Quest’impressione è confermata ed esasperata da spettacoli del tutto ridicoli, probabilmente accettati dall’organizzazione del festival proprio in nome del principio d’inclusione sui cui si basa. Non mi riferisco tanto a RISK (Scozia, Svezia), consistente in un insieme caotico di urla adolescenziali sul tema del “rischio” nella vita, ma a woMAN (Germania, Regno Unito): prima dell’inizio l’attore ci aveva prevenuti che l’assenza dell’attrice avrebbe influito negativamente sulla resa dello spettacolo. Ciò non giustifica, in ogni modo, la banalità sostanziale su cui si basa. L’uomo si traveste da donna, si trucca e si fa la ceretta. Proprio su quest’operazione dolorosa è incentrato quasi tutto lo spettacolo, che coinvolge perfino gli spettatori nel fatidico strappo. Come se non bastasse, la fastidiosa ceretta induce il personaggio a rimanere uomo.

 

Ebbene, nel cattivo gusto, woMan è stato superato da un’altra pagliacciata: Playing with Fire (Brasile), che si sgroviglia su un fondo smoderatamente volgare, caotico e dissonante.
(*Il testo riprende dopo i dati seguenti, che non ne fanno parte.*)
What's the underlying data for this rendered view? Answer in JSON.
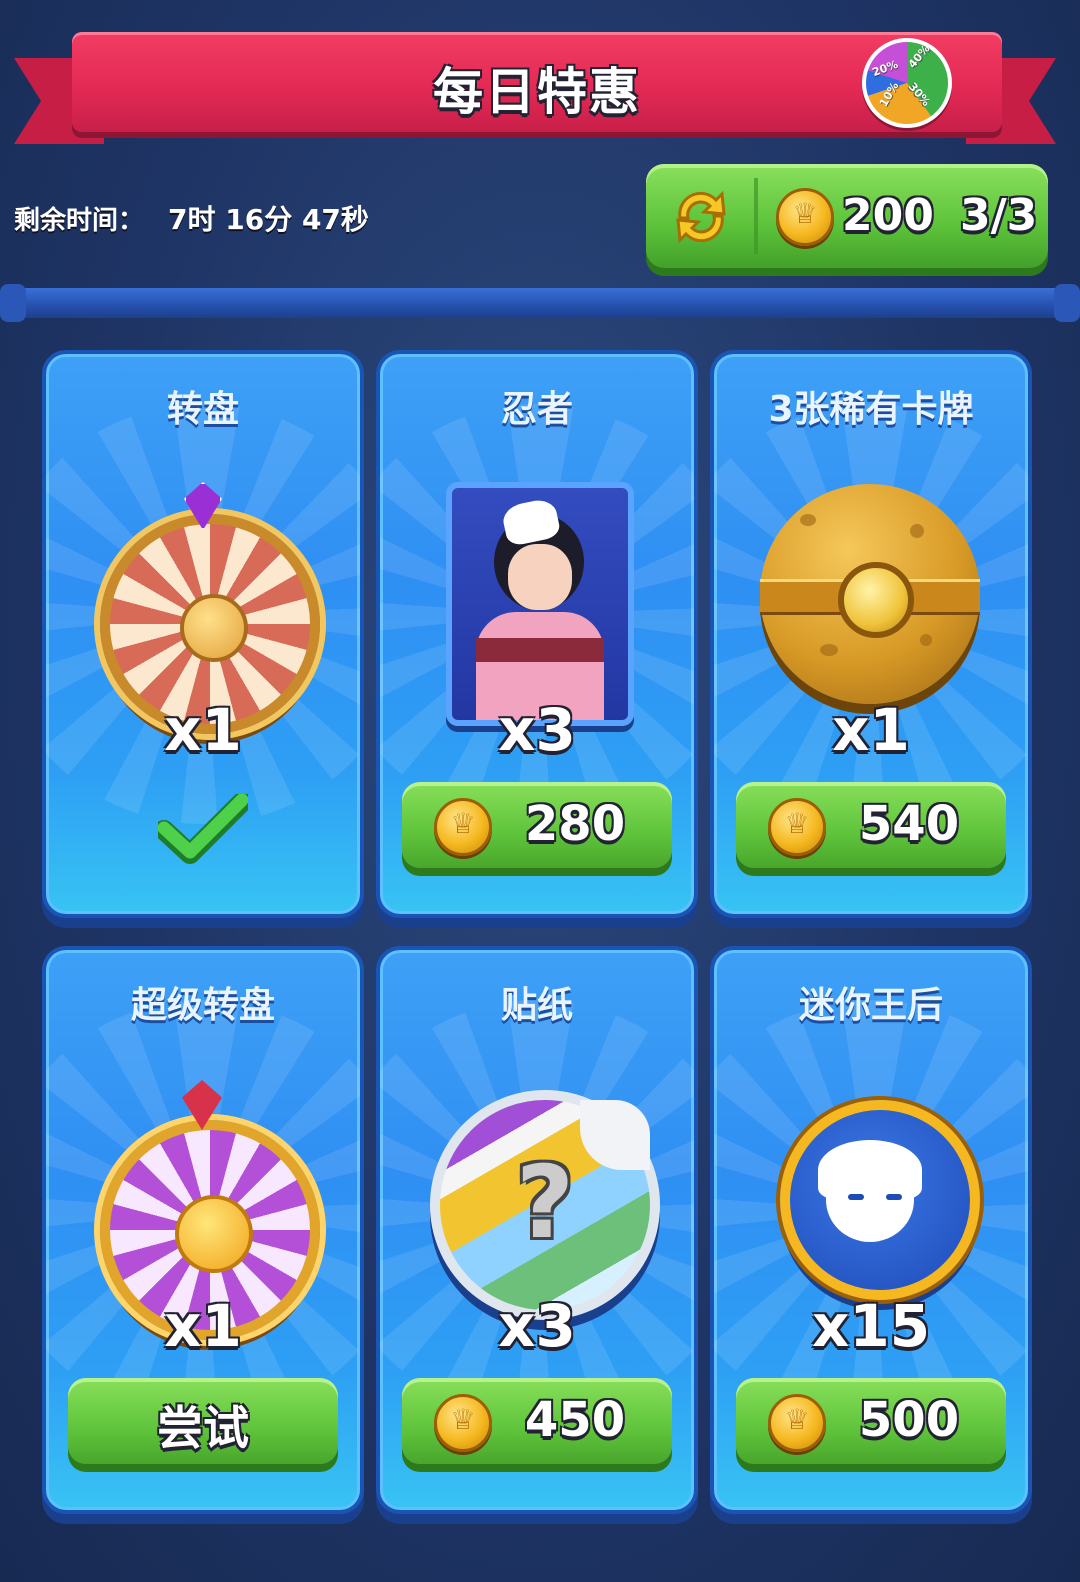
{
  "header": {
    "title": "每日特惠",
    "wheel_badge": {
      "segments": [
        "20%",
        "40%",
        "10%",
        "30%"
      ]
    }
  },
  "timer": {
    "label": "剩余时间：",
    "value": "7时 16分 47秒"
  },
  "refresh": {
    "cost": "200",
    "count": "3/3",
    "icon": "refresh-arrows-icon"
  },
  "offers": [
    {
      "title": "转盘",
      "qty": "x1",
      "state": "claimed",
      "item_icon": "wheel-icon"
    },
    {
      "title": "忍者",
      "qty": "x3",
      "price": "280",
      "item_icon": "ninja-card-icon"
    },
    {
      "title": "3张稀有卡牌",
      "qty": "x1",
      "price": "540",
      "item_icon": "card-orb-icon"
    },
    {
      "title": "超级转盘",
      "qty": "x1",
      "button_label": "尝试",
      "item_icon": "super-wheel-icon"
    },
    {
      "title": "贴纸",
      "qty": "x3",
      "price": "450",
      "item_icon": "sticker-icon"
    },
    {
      "title": "迷你王后",
      "qty": "x15",
      "price": "500",
      "item_icon": "mini-queen-icon"
    }
  ],
  "colors": {
    "ribbon": "#e32a55",
    "card": "#2f8ff3",
    "button_green": "#5cc23a",
    "background": "#1f3566"
  }
}
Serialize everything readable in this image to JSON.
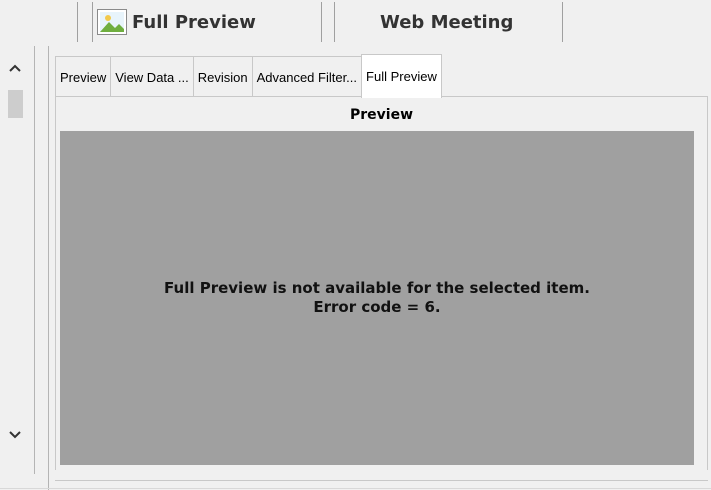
{
  "toolbar": {
    "full_preview_label": "Full Preview",
    "full_preview_icon": "image-icon",
    "web_meeting_label": "Web Meeting"
  },
  "scrollbar": {
    "up_icon": "chevron-up-icon",
    "down_icon": "chevron-down-icon"
  },
  "tabs": [
    {
      "label": "Preview",
      "active": false
    },
    {
      "label": "View Data ...",
      "active": false
    },
    {
      "label": "Revision",
      "active": false
    },
    {
      "label": "Advanced Filter...",
      "active": false
    },
    {
      "label": "Full Preview",
      "active": true
    }
  ],
  "pane": {
    "title": "Preview",
    "message_line1": "Full Preview is not available for the selected item.",
    "message_line2": "Error code = 6."
  },
  "colors": {
    "window_bg": "#f0f0f0",
    "preview_bg": "#a0a0a0",
    "active_tab_bg": "#ffffff"
  }
}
Piuttosto che un omaggio a Strindberg (come ostentato dalla compagnia), questo show sembra essere invece uno sfacciato insulto al drammaturgo.

 

Tutto sommato, il Fringe festival di Stoccolma Stoff è certamente un’eccellente e promettente occasione d’incontro culturale a stampo cosmopolita. Non a caso la compagnia sopracitata Instabili Vaganti ha subito organizzato il primo Fringe festival di Bologna TRENOff, che ha avuto luogo dal 13 al 16 settembre 2012.